As we reported at the time, seven million former CPP customers were able to claim compensation from February to the end of August 2014. Later, the FCA reported that, by March 2015, the scheme administrators had "paid £451m of compensation to 2.37 million claimants, an average of £190 per claim".

The scheme showed that regulators have learnt from PPI: all CPP customers were entitled to claim and the whole process was designed to end by a set date, much more organised than what was initially seen with PPI.

Yet the moral of all of this remains the same: despite all the years that have elapsed since the PPI scandal first broke, consumers still shouldn't let their guard down.


Summary: Major consumer scandal

There's no doubt that PPI was one of the biggest consumer scandals of recent decades, with banks and other financial providers paying billions to correct their mistakes.

Many of us claimed back our mis-sold PPI before August 2019, and we're unlikely to fall into the limited categories of people who can still make some sort of claim.

Even so, the PPI scandal can serve as a warning for customers to be aware that financial providers may push us towards products that are not necessarily right for us.

Often, this doesn't cross the line into mis-selling. As we have seen with packaged bank accounts, complaints are not upheld simply because a customer doesn't make use of the product.

However, we have a personal responsibility to check that the services we're signing up for are going to be relevant to us. Perhaps the lasting legacy of the PPI scandal is that we're all more suspicious of add-ons and extras - and we've learned we should usually say no to them.

Comments

amy lou
15 March 2016

I have just had a call from a company called PPI reclaims (0120555312 which is not recognised on returning call) saying that I was due PPI money from a loan. The caller told me how much the loan was, the years I had it and that I had paid it in full. She then proceeded to say that she was going to pass me onto someone else and that I was not let them confuse me that I was to stick to what had been said.

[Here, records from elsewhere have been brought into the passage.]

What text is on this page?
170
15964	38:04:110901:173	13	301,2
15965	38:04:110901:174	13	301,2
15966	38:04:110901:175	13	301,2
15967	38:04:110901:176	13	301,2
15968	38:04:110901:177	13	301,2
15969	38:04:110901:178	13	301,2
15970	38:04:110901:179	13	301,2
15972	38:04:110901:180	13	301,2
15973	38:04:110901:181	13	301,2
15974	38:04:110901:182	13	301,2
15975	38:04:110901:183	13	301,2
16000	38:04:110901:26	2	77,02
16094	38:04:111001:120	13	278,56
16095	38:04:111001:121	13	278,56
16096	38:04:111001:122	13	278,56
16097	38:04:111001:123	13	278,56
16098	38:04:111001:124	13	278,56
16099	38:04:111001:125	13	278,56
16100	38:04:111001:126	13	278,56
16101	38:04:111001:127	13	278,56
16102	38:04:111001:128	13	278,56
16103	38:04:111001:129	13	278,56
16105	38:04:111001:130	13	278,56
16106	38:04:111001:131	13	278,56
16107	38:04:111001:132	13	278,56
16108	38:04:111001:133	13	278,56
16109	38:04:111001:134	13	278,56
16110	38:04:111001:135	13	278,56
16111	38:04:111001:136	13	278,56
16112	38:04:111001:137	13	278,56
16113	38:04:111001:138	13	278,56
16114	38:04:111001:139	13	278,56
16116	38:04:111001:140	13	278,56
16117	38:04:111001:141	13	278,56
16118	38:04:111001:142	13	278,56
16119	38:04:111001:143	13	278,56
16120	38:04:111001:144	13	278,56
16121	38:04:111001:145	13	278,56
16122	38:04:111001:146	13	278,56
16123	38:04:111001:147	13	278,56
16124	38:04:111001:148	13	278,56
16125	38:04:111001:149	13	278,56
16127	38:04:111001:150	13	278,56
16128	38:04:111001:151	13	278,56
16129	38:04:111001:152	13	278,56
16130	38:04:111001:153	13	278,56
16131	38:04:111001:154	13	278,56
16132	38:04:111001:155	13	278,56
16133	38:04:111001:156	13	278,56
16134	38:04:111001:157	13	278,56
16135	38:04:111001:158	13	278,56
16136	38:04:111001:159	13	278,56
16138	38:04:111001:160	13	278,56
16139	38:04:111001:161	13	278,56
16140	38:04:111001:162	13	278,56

Her example was "If they ask you if you have ever had a loan then don't say no, say yes and give them the details of what had been discussed". I was transferred to who ever was sitting next to her and he asked me if I had ever had a loan to which I replied yes only because the woman told me to say that. I was also asked what bank the loan was with to which I replied off the top of my head Barclays (never had an account there) to which she replied that's correct. I even lied about my age. I eventually hung up but they then tried to call me again 3 times. Scam or what????

Julie
27 August 2015

I was told they would deliver the money to me, they didn't need my bank account details and when I said I was made bankrupt in 2005 to try and get them off the phone, they said not to worry and not to mention it again? Surely that's wrong?

sandra smith
23 July 2015

I was cold called yesterday by a very personable but persistent young woman asking the name of my bank also my name and address - told her my bank but not my name and address, do you think it could be a scam? She was quite abusive when I suggested this. Sandra.

Stuart Royle
13 August 2014

I got a call from a lady called Taylor Harris yesterday at 4.30PM. She said that her company were working for Lloyds/HBOS and that I was someone who had not applied for a PPI claim yet. She already had my full name and managed to trick me into confirming
my address. My call was cut short only for her to call again after 6PM. I said I was suspicious because she had earlier said that she was based in Halifax but I spotted the number 0191 was not Halifax. I asked her to confirm my bank a/c number which she could not. She said I could call her head office to check but what is the point. I checked with my bank today and they confirmed they would only
contact me by letter.

xxxwjs
21 June 2014

They even call the Samaritans' emergency lines and office numbers. I have had them call three times. You tell them to take you off their database, but the call centres can't be bothered or they don't have the authority. Where do they buy all these phone numbers from? Can't someone hack into their computers and jam them?